Comment 66 for bug 2056461

Revision history for this message
In , asmadeus (asmadeus-linux-kernel-bugs) wrote :

Ok, so what I was missing was how eofcat works.

Let's simplify the reproducer for real. I assume this used to work on older kernels, can someone confirm?

0/ some random 9p mount in a VM
1/ create 'foo' empty file (either host or VM doesn't matter)
    : > foo
2/ in VM, keep reading it until content appears:
    while true; do read content; if [ -n "$content" ]; then echo $content; break; fi; done < foo
3/ on host, write some data:
    echo foo >> foo

This doesn't get any data in VM, and I assume it used to work, and it'll likely work with your patch -- just doing a stat or anything in the vm unblocks it.

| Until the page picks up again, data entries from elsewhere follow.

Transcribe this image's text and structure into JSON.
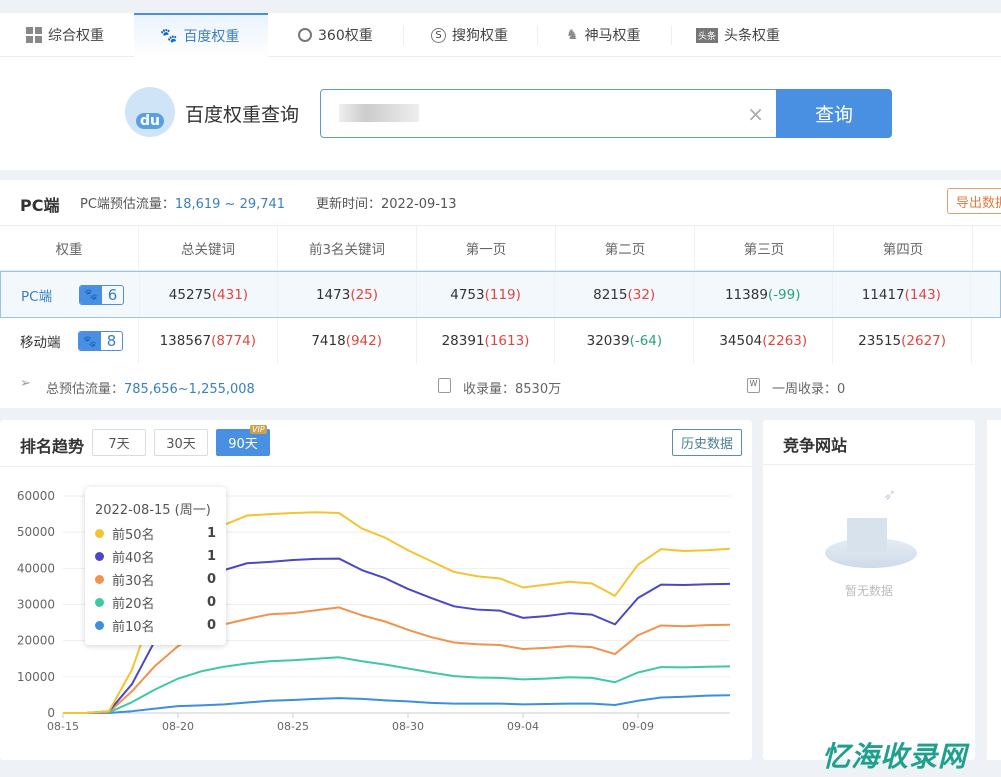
{
  "tabs": [
    {
      "label": "综合权重",
      "icon": "grid-icon"
    },
    {
      "label": "百度权重",
      "icon": "baidu-paw-icon",
      "active": true
    },
    {
      "label": "360权重",
      "icon": "360-icon"
    },
    {
      "label": "搜狗权重",
      "icon": "sogou-icon"
    },
    {
      "label": "神马权重",
      "icon": "shenma-icon"
    },
    {
      "label": "头条权重",
      "icon": "toutiao-icon"
    }
  ],
  "search": {
    "title": "百度权重查询",
    "logo_text": "du",
    "value": "",
    "button": "查询"
  },
  "stats": {
    "title": "PC端",
    "traffic_label": "PC端预估流量：",
    "traffic_value": "18,619 ~ 29,741",
    "update_label": "更新时间：",
    "update_value": "2022-09-13",
    "export": "导出数据"
  },
  "table": {
    "headers": [
      "权重",
      "总关键词",
      "前3名关键词",
      "第一页",
      "第二页",
      "第三页",
      "第四页"
    ],
    "rows": [
      {
        "label": "PC端",
        "weight": "6",
        "cells": [
          [
            "45275",
            "(431)",
            "red"
          ],
          [
            "1473",
            "(25)",
            "red"
          ],
          [
            "4753",
            "(119)",
            "red"
          ],
          [
            "8215",
            "(32)",
            "red"
          ],
          [
            "11389",
            "(-99)",
            "green"
          ],
          [
            "11417",
            "(143)",
            "red"
          ]
        ]
      },
      {
        "label": "移动端",
        "weight": "8",
        "cells": [
          [
            "138567",
            "(8774)",
            "red"
          ],
          [
            "7418",
            "(942)",
            "red"
          ],
          [
            "28391",
            "(1613)",
            "red"
          ],
          [
            "32039",
            "(-64)",
            "green"
          ],
          [
            "34504",
            "(2263)",
            "red"
          ],
          [
            "23515",
            "(2627)",
            "red"
          ]
        ]
      }
    ]
  },
  "summary": {
    "total_label": "总预估流量：",
    "total_value": "785,656~1,255,008",
    "index_label": "收录量：",
    "index_value": "8530万",
    "week_label": "一周收录：",
    "week_value": "0"
  },
  "trend": {
    "title": "排名趋势",
    "ranges": [
      "7天",
      "30天",
      "90天"
    ],
    "active_range": "90天",
    "vip": "VIP",
    "history": "历史数据",
    "tooltip": {
      "date": "2022-08-15 (周一)",
      "items": [
        {
          "name": "前50名",
          "value": "1",
          "color": "#f4c430"
        },
        {
          "name": "前40名",
          "value": "1",
          "color": "#4b48c8"
        },
        {
          "name": "前30名",
          "value": "0",
          "color": "#f0934e"
        },
        {
          "name": "前20名",
          "value": "0",
          "color": "#3cc9a4"
        },
        {
          "name": "前10名",
          "value": "0",
          "color": "#3b8fde"
        }
      ]
    }
  },
  "competitors": {
    "title": "竞争网站",
    "empty": "暂无数据"
  },
  "watermark": "忆海收录网",
  "chart_data": {
    "type": "line",
    "x_ticks": [
      "08-15",
      "08-20",
      "08-25",
      "08-30",
      "09-04",
      "09-09"
    ],
    "x_start": "2022-08-15",
    "x_end": "2022-09-13",
    "y_ticks": [
      "0",
      "10000",
      "20000",
      "30000",
      "40000",
      "50000",
      "60000"
    ],
    "ylim": [
      0,
      60000
    ],
    "grid": true,
    "series": [
      {
        "name": "前50名",
        "color": "#f4c430",
        "values": [
          0,
          0,
          500,
          12000,
          30000,
          44000,
          48000,
          52000,
          54600,
          55000,
          55300,
          55500,
          55300,
          51000,
          48500,
          45000,
          42000,
          39000,
          37800,
          37200,
          34700,
          35500,
          36300,
          35800,
          32400,
          41000,
          45300,
          44800,
          45000,
          45400
        ]
      },
      {
        "name": "前40名",
        "color": "#4b48c8",
        "values": [
          0,
          0,
          500,
          8000,
          20000,
          33000,
          37000,
          39500,
          41400,
          41800,
          42300,
          42600,
          42700,
          39500,
          37300,
          34300,
          31800,
          29500,
          28600,
          28300,
          26300,
          26800,
          27600,
          27200,
          24500,
          31800,
          35500,
          35400,
          35600,
          35700
        ]
      },
      {
        "name": "前30名",
        "color": "#f0934e",
        "values": [
          0,
          0,
          300,
          6000,
          13000,
          18500,
          22000,
          24500,
          26000,
          27300,
          27600,
          28400,
          29200,
          27000,
          25300,
          23000,
          21000,
          19500,
          19000,
          18800,
          17700,
          18000,
          18500,
          18200,
          16300,
          21500,
          24200,
          24000,
          24300,
          24400
        ]
      },
      {
        "name": "前20名",
        "color": "#3cc9a4",
        "values": [
          0,
          0,
          200,
          3000,
          6500,
          9500,
          11500,
          12800,
          13700,
          14300,
          14600,
          15000,
          15400,
          14300,
          13400,
          12300,
          11200,
          10200,
          9800,
          9700,
          9300,
          9500,
          9900,
          9700,
          8500,
          11200,
          12700,
          12600,
          12800,
          12900
        ]
      },
      {
        "name": "前10名",
        "color": "#3b8fde",
        "values": [
          0,
          0,
          0,
          500,
          1200,
          1900,
          2100,
          2400,
          2900,
          3400,
          3600,
          3900,
          4100,
          3900,
          3500,
          3200,
          2800,
          2600,
          2600,
          2600,
          2400,
          2500,
          2600,
          2600,
          2200,
          3400,
          4300,
          4500,
          4800,
          4900
        ]
      }
    ]
  }
}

As said in the previous comment, read shouldn't assume the file size and that'll solve the problem.

v9fs_file_read_iter() is called with an appropriate size... So is netfs_unbuffered_read_iter() and netfs_begin_read() but the problem is that netfs_begin_read() skips the read altogether as it doesn't match its assumption for i_size

In unbuffered mode, it shouldn't match i_size and just stop when read returns 0.

the netfs read request was allocated with netfs_alloc_request(NETFS_DIO_READ) so at that point we still know it's uncached, but that information seems to be lost for netfs_begin_read() and I'm not sure what is best to check.

@David -- now we have a simpler reproducer & know exactly what's wrong, could you look at this this week?